Common clinical questions about CEQUA vs AZATHIOPRINE SODIUM, answered by our medical review team.
CEQUA is a Immunosuppressant that works by Immunosuppressant; binds to cyclophilin D in mitochondria, inhibiting opening of mitochondrial permeability transition pore (m PTP), which reduces T-lymphocyte activation and cytokine release. Also forms complex with cyclophilin A to inhibit calcineurin, suppressing IL-2 production and T-cell proliferation.. AZATHIOPRINE SODIUM is a Immunosuppressant that works by Azathioprine is a prodrug of 6-mercaptopurine. It inhibits purine synthesis by interfering with the synthesis of DNA, RNA, and cellular proteins, thereby suppressing immune responses.. They differ in pharmacokinetic profiles, FDA-approved indications, and side effect profiles.
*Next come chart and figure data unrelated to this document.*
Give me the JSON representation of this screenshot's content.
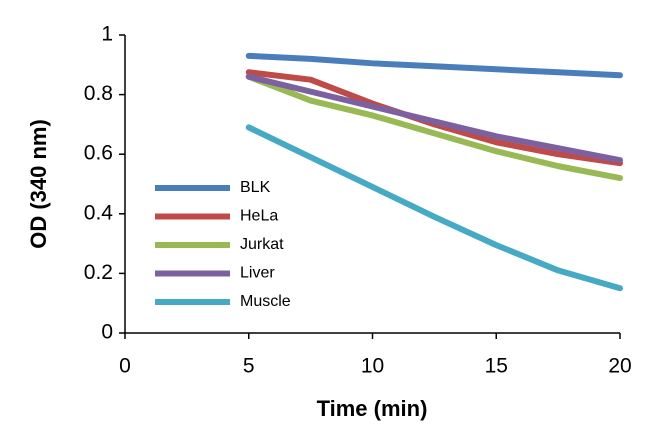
{
  "chart_data": {
    "type": "line",
    "x_label": "Time (min)",
    "y_label": "OD (340 nm)",
    "x": [
      5,
      7.5,
      10,
      12.5,
      15,
      17.5,
      20
    ],
    "series": [
      {
        "name": "BLK",
        "color": "#4a7ebb",
        "values": [
          0.93,
          0.92,
          0.905,
          0.895,
          0.885,
          0.875,
          0.865
        ]
      },
      {
        "name": "HeLa",
        "color": "#be4b48",
        "values": [
          0.875,
          0.85,
          0.77,
          0.7,
          0.64,
          0.6,
          0.57
        ]
      },
      {
        "name": "Jurkat",
        "color": "#98b954",
        "values": [
          0.86,
          0.78,
          0.73,
          0.67,
          0.61,
          0.56,
          0.52
        ]
      },
      {
        "name": "Liver",
        "color": "#7d60a0",
        "values": [
          0.86,
          0.81,
          0.76,
          0.71,
          0.66,
          0.62,
          0.58
        ]
      },
      {
        "name": "Muscle",
        "color": "#46aac5",
        "values": [
          0.69,
          0.59,
          0.49,
          0.39,
          0.295,
          0.21,
          0.15
        ]
      }
    ],
    "xlim": [
      0,
      20
    ],
    "xticks": [
      0,
      5,
      10,
      15,
      20
    ],
    "ylim": [
      0,
      1
    ],
    "yticks": [
      0,
      0.2,
      0.4,
      0.6,
      0.8,
      1
    ],
    "grid": false,
    "legend": "left"
  }
}
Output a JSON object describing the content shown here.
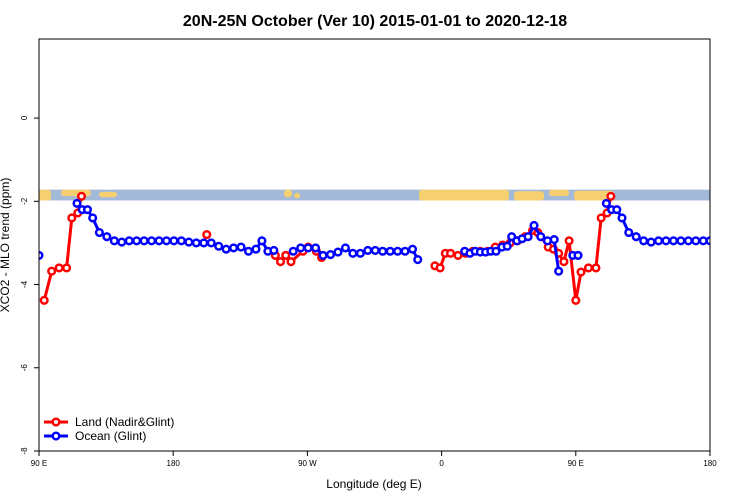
{
  "chart_data": {
    "type": "line",
    "title": "20N-25N October (Ver 10)   2015-01-01 to 2020-12-18",
    "xlabel": "Longitude (deg E)",
    "ylabel": "XCO2 - MLO trend (ppm)",
    "xlim": [
      -270,
      -180
    ],
    "ylim": [
      -8.0,
      1.9
    ],
    "x_ticks": [
      {
        "x": -270,
        "label": "90 E"
      },
      {
        "x": -252,
        "label": "180"
      },
      {
        "x": -234,
        "label": "90 W"
      },
      {
        "x": -216,
        "label": "0"
      },
      {
        "x": -198,
        "label": "90 E"
      },
      {
        "x": -180,
        "label": "180"
      }
    ],
    "y_ticks": [
      {
        "y": 0,
        "label": "0"
      },
      {
        "y": -2,
        "label": "-2"
      },
      {
        "y": -4,
        "label": "-4"
      },
      {
        "y": -6,
        "label": "-6"
      },
      {
        "y": -8,
        "label": "-8"
      }
    ],
    "grid": false,
    "legend_position": "bottom-left",
    "map_strip": {
      "y_top": -1.72,
      "y_bottom": -1.98,
      "ocean_color": "#a3b9d8",
      "land_color": "#f6d070"
    },
    "series": [
      {
        "name": "Land (Nadir&Glint)",
        "color": "#ff0000",
        "points": [
          [
            -269.3,
            -4.38
          ],
          [
            -268.3,
            -3.68
          ],
          [
            -267.3,
            -3.6
          ],
          [
            -266.3,
            -3.6
          ],
          [
            -265.6,
            -2.4
          ],
          [
            -264.8,
            -2.28
          ],
          [
            -264.3,
            -1.88
          ],
          [
            -247.5,
            -2.8
          ],
          [
            -238.3,
            -3.3
          ],
          [
            -237.6,
            -3.45
          ],
          [
            -236.9,
            -3.3
          ],
          [
            -236.2,
            -3.45
          ],
          [
            -234.6,
            -3.2
          ],
          [
            -233.9,
            -3.1
          ],
          [
            -232.8,
            -3.2
          ],
          [
            -232.1,
            -3.35
          ],
          [
            -216.9,
            -3.55
          ],
          [
            -216.2,
            -3.6
          ],
          [
            -215.5,
            -3.25
          ],
          [
            -214.8,
            -3.25
          ],
          [
            -213.8,
            -3.3
          ],
          [
            -212.8,
            -3.25
          ],
          [
            -211.8,
            -3.2
          ],
          [
            -210.8,
            -3.2
          ],
          [
            -209.8,
            -3.2
          ],
          [
            -208.8,
            -3.1
          ],
          [
            -207.8,
            -3.05
          ],
          [
            -206.8,
            -3.0
          ],
          [
            -205.8,
            -2.95
          ],
          [
            -204.8,
            -2.85
          ],
          [
            -203.8,
            -2.7
          ],
          [
            -203.1,
            -2.75
          ],
          [
            -201.7,
            -3.1
          ],
          [
            -201.0,
            -3.15
          ],
          [
            -200.3,
            -3.25
          ],
          [
            -199.6,
            -3.45
          ],
          [
            -198.9,
            -2.95
          ],
          [
            -198.0,
            -4.38
          ],
          [
            -197.3,
            -3.7
          ],
          [
            -196.3,
            -3.6
          ],
          [
            -195.3,
            -3.6
          ],
          [
            -194.6,
            -2.4
          ],
          [
            -193.8,
            -2.28
          ],
          [
            -193.3,
            -1.88
          ]
        ]
      },
      {
        "name": "Ocean (Glint)",
        "color": "#0000ff",
        "points": [
          [
            -270.0,
            -3.3
          ],
          [
            -264.9,
            -2.05
          ],
          [
            -264.2,
            -2.2
          ],
          [
            -263.5,
            -2.2
          ],
          [
            -262.8,
            -2.4
          ],
          [
            -261.9,
            -2.75
          ],
          [
            -260.9,
            -2.85
          ],
          [
            -259.9,
            -2.95
          ],
          [
            -258.9,
            -2.98
          ],
          [
            -257.9,
            -2.95
          ],
          [
            -256.9,
            -2.95
          ],
          [
            -255.9,
            -2.95
          ],
          [
            -254.9,
            -2.95
          ],
          [
            -253.9,
            -2.95
          ],
          [
            -252.9,
            -2.95
          ],
          [
            -251.9,
            -2.95
          ],
          [
            -250.9,
            -2.95
          ],
          [
            -249.9,
            -2.98
          ],
          [
            -248.9,
            -3.0
          ],
          [
            -247.9,
            -3.0
          ],
          [
            -246.9,
            -3.0
          ],
          [
            -245.9,
            -3.08
          ],
          [
            -244.9,
            -3.15
          ],
          [
            -243.9,
            -3.12
          ],
          [
            -242.9,
            -3.1
          ],
          [
            -241.9,
            -3.2
          ],
          [
            -240.9,
            -3.15
          ],
          [
            -240.1,
            -2.95
          ],
          [
            -239.3,
            -3.2
          ],
          [
            -238.5,
            -3.18
          ],
          [
            -235.9,
            -3.2
          ],
          [
            -234.9,
            -3.12
          ],
          [
            -233.9,
            -3.12
          ],
          [
            -232.9,
            -3.12
          ],
          [
            -231.9,
            -3.3
          ],
          [
            -230.9,
            -3.28
          ],
          [
            -229.9,
            -3.22
          ],
          [
            -228.9,
            -3.12
          ],
          [
            -227.9,
            -3.25
          ],
          [
            -226.9,
            -3.25
          ],
          [
            -225.9,
            -3.18
          ],
          [
            -224.9,
            -3.18
          ],
          [
            -223.9,
            -3.2
          ],
          [
            -222.9,
            -3.2
          ],
          [
            -221.9,
            -3.2
          ],
          [
            -220.9,
            -3.2
          ],
          [
            -219.9,
            -3.15
          ],
          [
            -219.2,
            -3.4
          ],
          [
            -212.9,
            -3.2
          ],
          [
            -212.2,
            -3.25
          ],
          [
            -211.5,
            -3.2
          ],
          [
            -210.8,
            -3.22
          ],
          [
            -210.1,
            -3.22
          ],
          [
            -209.4,
            -3.2
          ],
          [
            -208.7,
            -3.2
          ],
          [
            -207.9,
            -3.1
          ],
          [
            -207.2,
            -3.08
          ],
          [
            -206.6,
            -2.85
          ],
          [
            -205.9,
            -2.95
          ],
          [
            -205.2,
            -2.9
          ],
          [
            -204.4,
            -2.85
          ],
          [
            -203.6,
            -2.58
          ],
          [
            -202.7,
            -2.85
          ],
          [
            -201.8,
            -2.95
          ],
          [
            -200.9,
            -2.92
          ],
          [
            -200.3,
            -3.68
          ],
          [
            -198.4,
            -3.3
          ],
          [
            -197.7,
            -3.3
          ],
          [
            -193.9,
            -2.05
          ],
          [
            -193.2,
            -2.2
          ],
          [
            -192.5,
            -2.2
          ],
          [
            -191.8,
            -2.4
          ],
          [
            -190.9,
            -2.75
          ],
          [
            -189.9,
            -2.85
          ],
          [
            -188.9,
            -2.95
          ],
          [
            -187.9,
            -2.98
          ],
          [
            -186.9,
            -2.95
          ],
          [
            -185.9,
            -2.95
          ],
          [
            -184.9,
            -2.95
          ],
          [
            -183.9,
            -2.95
          ],
          [
            -182.9,
            -2.95
          ],
          [
            -181.9,
            -2.95
          ],
          [
            -180.9,
            -2.95
          ],
          [
            -180.0,
            -2.95
          ]
        ]
      }
    ]
  }
}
Potency comparisons between CEQUA and AZATHIOPRINE SODIUM depend on the specific clinical indication. These are both Immunosuppressant agents and are not directly interchangeable by dose. A physician or clinical pharmacist should guide any therapeutic switching decisions.
The standard adult dose of CEQUA is: Instill one drop of 0.09% ophthalmic solution in each eye twice daily, approximately 12 hours apart.. The standard adult dose of AZATHIOPRINE SODIUM is: 1-2 mg/kg/day IV or oral, initially; maintenance 0.5-1 mg/kg/day IV or oral. For severe organ rejection: 3-5 mg/kg/day IV.. Dosing should always be individualized based on indication, renal and hepatic function, age, and other patient factors.
No direct drug-drug interaction has been formally documented between CEQUA and AZATHIOPRINE SODIUM in current clinical databases. However, individual patient risk factors including other medications, organ function, and comorbidities should always be evaluated by a qualified healthcare provider.
The maternal-fetal safety profiles differ. CEQUA is classified as Category C. CEQUA (cyclosporine ophthalmic solution) is classified as Pregnancy Category C. Animal studies have shown embryotoxic and fetotoxic effects at doses 0.2-0.8 times the human ocular . AZATHIOPRINE SODIUM is classified as Category D/X. FDA Category D. Hematologic toxicity and immunosuppression in the neonate. Increased risk of congenital malformations (cleft palate, skeletal anomalies) and fetal growth restrictio. Always consult a maternal-fetal medicine specialist before taking either drug during pregnancy or lactation.